Strong Fire Chief Scott Dyar has accepted a papermaking job in Longview, Texas, leaving his volunteer top job open for the first time in five years. In all, Dyar worked for the town’s fire department for 17 years. A new fire chief will be elected by voters at next spring’s annual town meeting.
Joseph Loughlin, longtime Portland assistant police chief, will retire December 30 after almost 30 years with the department. Assistant chief since 2006, Loughlin said he wants to write and teach after leaving public office. The city has opened a national search for his replacement and will take applications until mid-January.
Hallowell councilors named Todd Shea as full-time city manager in early December after Shea served as interim manager since November 2008, when then-manager David Giroux suffered a stroke. The vote was unanimous. Shea will continue his work as code enforcement officer, a job he has held since 2007, in addition to the manager’s duties, until a replacement is hired.
Presque Isle City Manager Thomas Stevens has been named an area director for the USDA Rural Development program, effective January 11. Stevens’ area of work will include Aroostook and Washington counties, as well as parts of Penobscot County.
Enfield Town Manager Theresa Thurlow has announced she will retire next July 1, although she intends to continue her work as the town’s code enforcement officer after that time. Meanwhile, Tax Collector and Deputy Town Clerk Dawn Chubbuck also will retire, effective next July, after working for the town in a number of different capacities over 28 years.
A fundraising dance and supper was held in mid-December to help Wilton volunteer firefighter Michael Warren, who has been diagnosed with colon cancer. Warren, 36, works for Northeast Emergency Apparatus in Auburn and is expected to be out of work until next spring. He has been a volunteer firefighter for 21 years.
More November 3 election results (not covered in last month’s issue):
Incumbent Houlton Town Councilor Nancy Ketch collected the most votes in a three-way race for two council seats with 1,596 votes. Newcomer Frederick Grant placed second with 1,482 votes, while former Councilor Phil Bernaiche garnered 716 votes.
Sharri MacDonald and Shawn O’Neill defeated challenger William Danton to retain their town council seats in Old Orchard Beach. MacDonald received 2,755 votes and O’Neill won 2,642 votes, while Danton received 1,285 votes.
Sanford voters returned Anne-Marie Mastraccio to office with 3,116 votes in a five-way race for three town council seats. However, incumbent Maura Herlihy was defeated with just 2,736 votes, compared to Alan Walsh and Richard Wilkins who won the two other open seats with vote tallies of 2,985 and 2,828.
Saco City Councilors Roland Michaud and Ronald Morton faced off for the mayor’s job, with Michaud winning by a vote of 4,887 to 1,501.

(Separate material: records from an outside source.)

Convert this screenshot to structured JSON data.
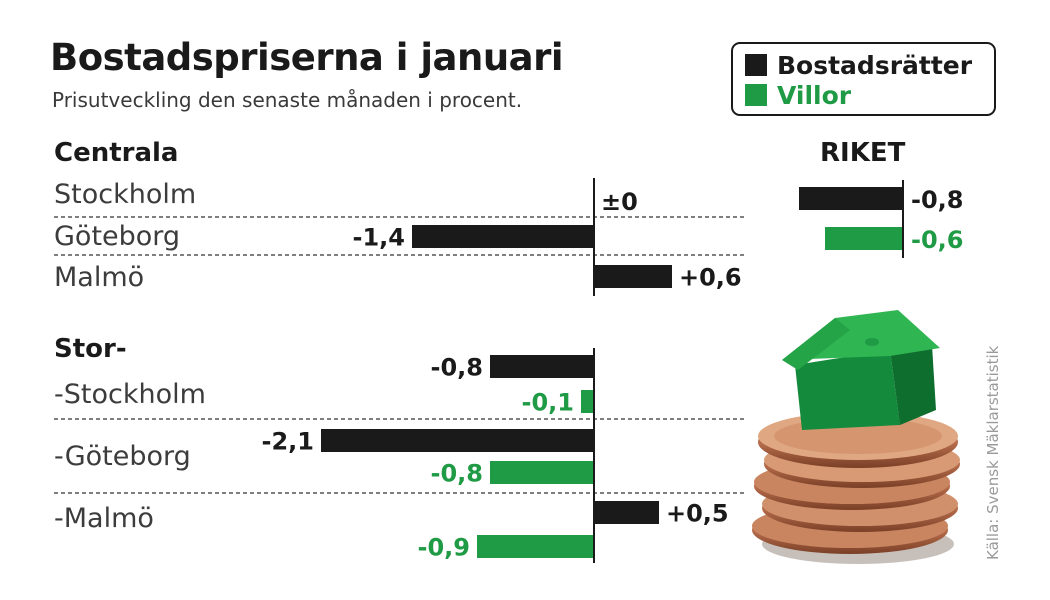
{
  "title": "Bostadspriserna i januari",
  "subtitle": "Prisutveckling den senaste månaden i procent.",
  "source": "Källa: Svensk Mäklarstatistik",
  "legend": {
    "items": [
      {
        "label": "Bostadsrätter",
        "color": "#1a1a1a"
      },
      {
        "label": "Villor",
        "color": "#1f9a45"
      }
    ]
  },
  "sections": {
    "centrala": "Centrala",
    "stor": "Stor-",
    "riket": "RIKET"
  },
  "cities": {
    "centrala": [
      "Stockholm",
      "Göteborg",
      "Malmö"
    ],
    "stor": [
      "-Stockholm",
      "-Göteborg",
      "-Malmö"
    ]
  },
  "chart_data": [
    {
      "type": "bar",
      "group": "Centrala",
      "categories": [
        "Stockholm",
        "Göteborg",
        "Malmö"
      ],
      "series": [
        {
          "name": "Bostadsrätter",
          "values": [
            0,
            -1.4,
            0.6
          ],
          "labels": [
            "±0",
            "-1,4",
            "+0,6"
          ]
        }
      ]
    },
    {
      "type": "bar",
      "group": "Stor-",
      "categories": [
        "-Stockholm",
        "-Göteborg",
        "-Malmö"
      ],
      "series": [
        {
          "name": "Bostadsrätter",
          "values": [
            -0.8,
            -2.1,
            0.5
          ],
          "labels": [
            "-0,8",
            "-2,1",
            "+0,5"
          ]
        },
        {
          "name": "Villor",
          "values": [
            -0.1,
            -0.8,
            -0.9
          ],
          "labels": [
            "-0,1",
            "-0,8",
            "-0,9"
          ]
        }
      ]
    },
    {
      "type": "bar",
      "group": "RIKET",
      "categories": [
        "RIKET"
      ],
      "series": [
        {
          "name": "Bostadsrätter",
          "values": [
            -0.8
          ],
          "labels": [
            "-0,8"
          ]
        },
        {
          "name": "Villor",
          "values": [
            -0.6
          ],
          "labels": [
            "-0,6"
          ]
        }
      ]
    }
  ],
  "colors": {
    "dark": "#1a1a1a",
    "green": "#1f9a45"
  },
  "image": {
    "icon": "house-on-coins-icon"
  }
}
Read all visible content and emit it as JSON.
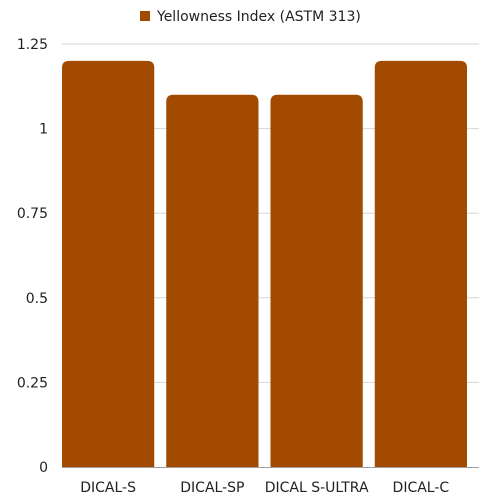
{
  "chart_data": {
    "type": "bar",
    "categories": [
      "DICAL-S",
      "DICAL-SP",
      "DICAL S-ULTRA",
      "DICAL-C"
    ],
    "series": [
      {
        "name": "Yellowness Index (ASTM 313)",
        "values": [
          1.2,
          1.1,
          1.1,
          1.2
        ],
        "color": "#a14a00"
      }
    ],
    "yticks": [
      "0",
      "0.25",
      "0.5",
      "0.75",
      "1",
      "1.25"
    ],
    "ylim": [
      0,
      1.25
    ],
    "grid": true,
    "legend_position": "top"
  }
}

Scarborough voters returned Town Councilor Carol Rancourt to office with 4,627 votes, while Jessica Holbrook defeated incumbent Richard Sullivan Jr. and Michael Hogland by winning 3,770 votes. Sullivan garnered 3,354 votes, while Hogland collected 2,433 votes.
Donald Russell defeated James Morris by a vote of 2,096-1,899 for a term on the Topsham Board of Selectmen.

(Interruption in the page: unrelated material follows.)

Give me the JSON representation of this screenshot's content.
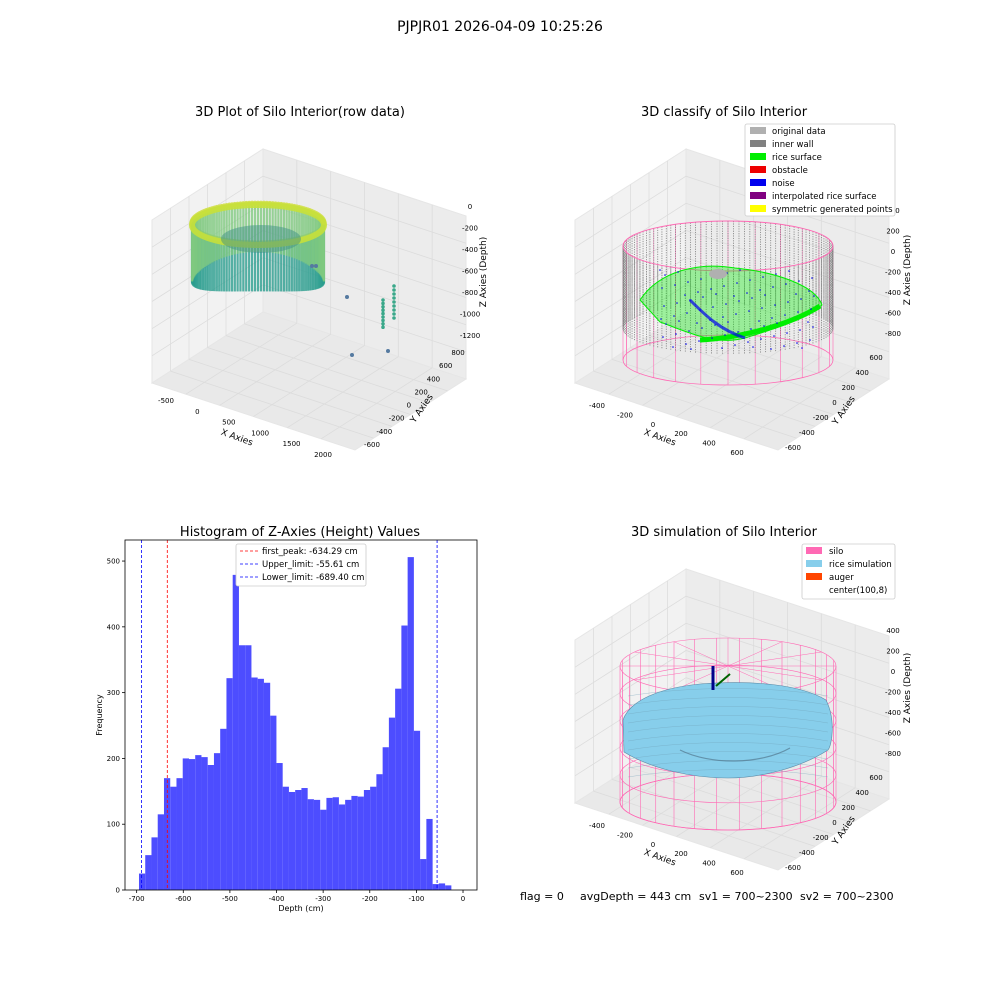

Wilma Stanchfield defeated two challengers to win a two-year term on the Milo Board of Selectmen. Stanchfield received 365 votes, compared to 246 and 181 for the other two candidates.
South Berwick voters elected David Webster over three other candidates for a two-year term on town council. Webster received 1,106 votes to easily defeat his challengers.
Oakland Town Councilor Dana Wrigley collected 1,151 votes to win re-election in a seven-person race for two open seats. Donald Borman received 1,011 votes to finish second.